Estimates put the turnout at about 6,000 with participants crowding the balconies of nearby plazas and Government Center. Although rare for the chilly season, Faneuil Hall Market Place—also known as Quincy Market—teemed with visitors, many sporting stickers from the rally.
— Joyce Linehan (@ashmont) January 15, 2017
Besides the politicians, speakers included a hospital administrator, the daughter of a cancer patient who benefited and the mother of person felled by addiction. All laid out the law’s impact in real, raw terms.
Jan McGrory, whose daughter died of a drug overdose, declare this was exactly the wrong time to pull care for those battling substance abuse.
Sarah Grubb described cancer’s hold on her mother, broken only by lengthy and expensive treatment. The ACA’s end on lifetime caps made her mother’s care possible Grubb said. Toshe is well and attended Grubb’s recent wedding. “You can’t place a value on that.”
Countering calls to junk the law, Grubb said, “I hear, ‘people like my mom don’t deserve a chance to save their lives.’”
Republicans bristle at such suggestions, but as Warren noted, they have not exactly come up with something that cover as many as the Affordable Care Act with all its flaws. Confusion and vagueness ripples through the GOP majorities in Washington over replacement options.
Consistent with more traditional Republican ideology, such as that of House Speaker Paul Ryan, one idea has been establishing high-risk pools separate from the regular market. That might push the premiums of healthy insureds down. However, high-risk pools could cost the government as much as under the ACA, if properly funded. If not, there may be no guarantee of care. Meanwhile, poorer Americans may remain priced out of the market without the Medicaid expansion.
Mayor Walsh, quoting Martin Luther King, said, “Of all the forms of inequality, injustice in healthcare is the most shocking and inhumane.”

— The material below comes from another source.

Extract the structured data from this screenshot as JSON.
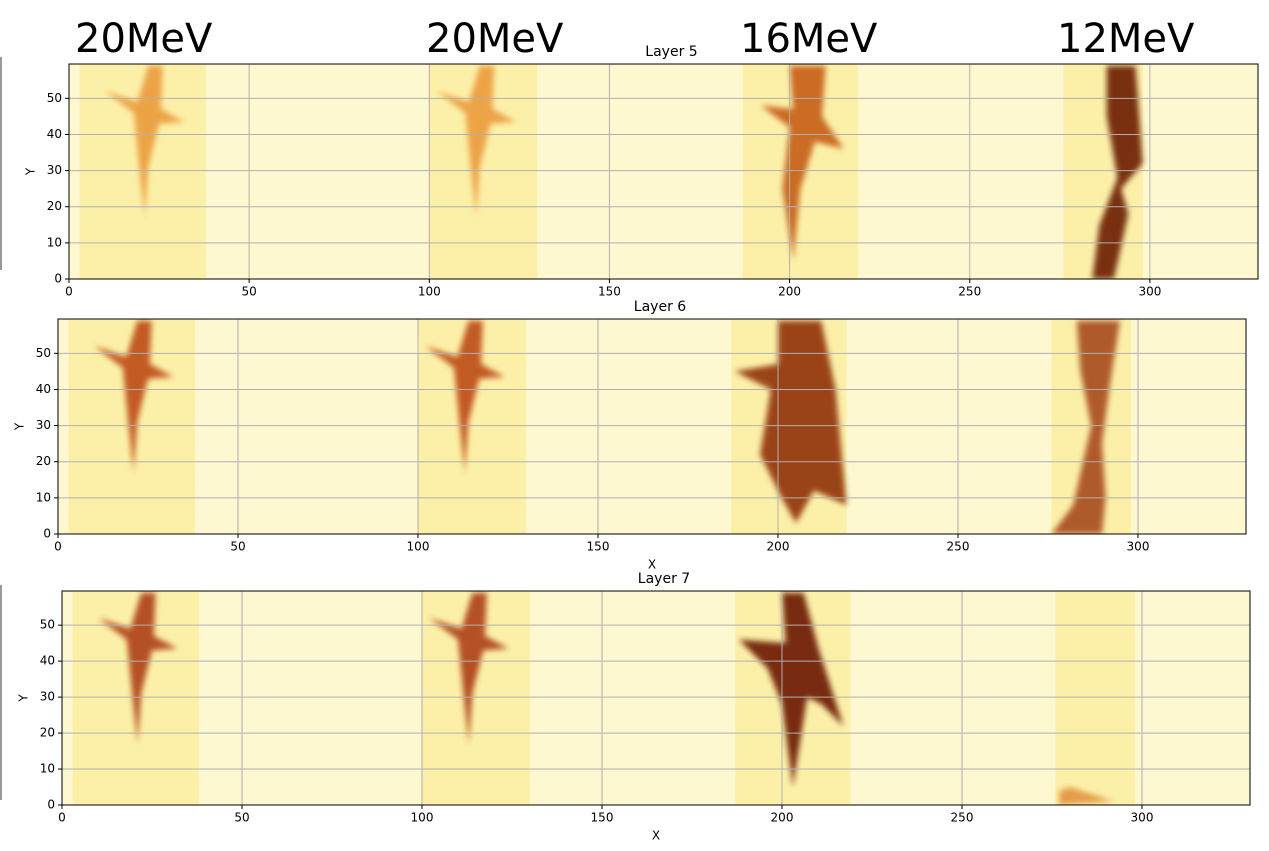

Senator Edward Markey exhorted the crowd to “build a new movement of resistance for those who have too little.”
Springfield Congressman Richard Neal, joining the stage now as Democrats’ top member of the House Committee on Ways & Means, took on critiques, too. Responding to Republican’s “did you read the bill” 2010 mantra, he said, “Yeah, I helped to write it!”
Defending the mandate, he said it was a way to keep people from gaming the system. “we should allow people to buy auto insurance after an accident,” he said as a parallel to health insurance.
There were critics in the crowd. Sporadic calls for single-payer bubbled up during the speeches. Worcester Congressman James McGovern admitted the law was “not perfect” and omitted his desire for a public option. But he mocked Republicans’ plans as “Take two tax breaks and call me in the morning.”
Still the absence of a replacement remains the gaping hole in Republican designs to end the law—McGovern mentioned Trump’s promise to replace it with “something terrific.”
It looked like Republicans might delay repeal pending replacement, which could still throttle the healthcare system with uncertainty. Then Trump panned the idea. In a Washington Post interview, Trump promised everybody would be “beautifully covered” under his plan. Yet, he would reveal no details until the Senate confirmed his nominee for Health and Human Services, Thomas Price.
His comments seemingly left the impression his plan would be remarkable similar to the ACA. That puts Republicans behind the eight ball. Perhaps repeal opponents’ mantra of “repeal and run” had an impact.
One thing we know about Trump: he gets his news exclusively from cable TV. Clips of people protesting to keep ACA might give him pause.
— Matt O'Brien (@ObsoleteDogma) January 16, 2017
Stories about the law’s successes were less effective in the past, as those essentially tried to prove a negative in voters’ minds. Whether Americans conceptualized it that way is beside the point. But taking care away from people is tangible and can tug at heartstrings.
“This is what this is about,” Warren said after Grubb spoke. “Healthcare is about our families.”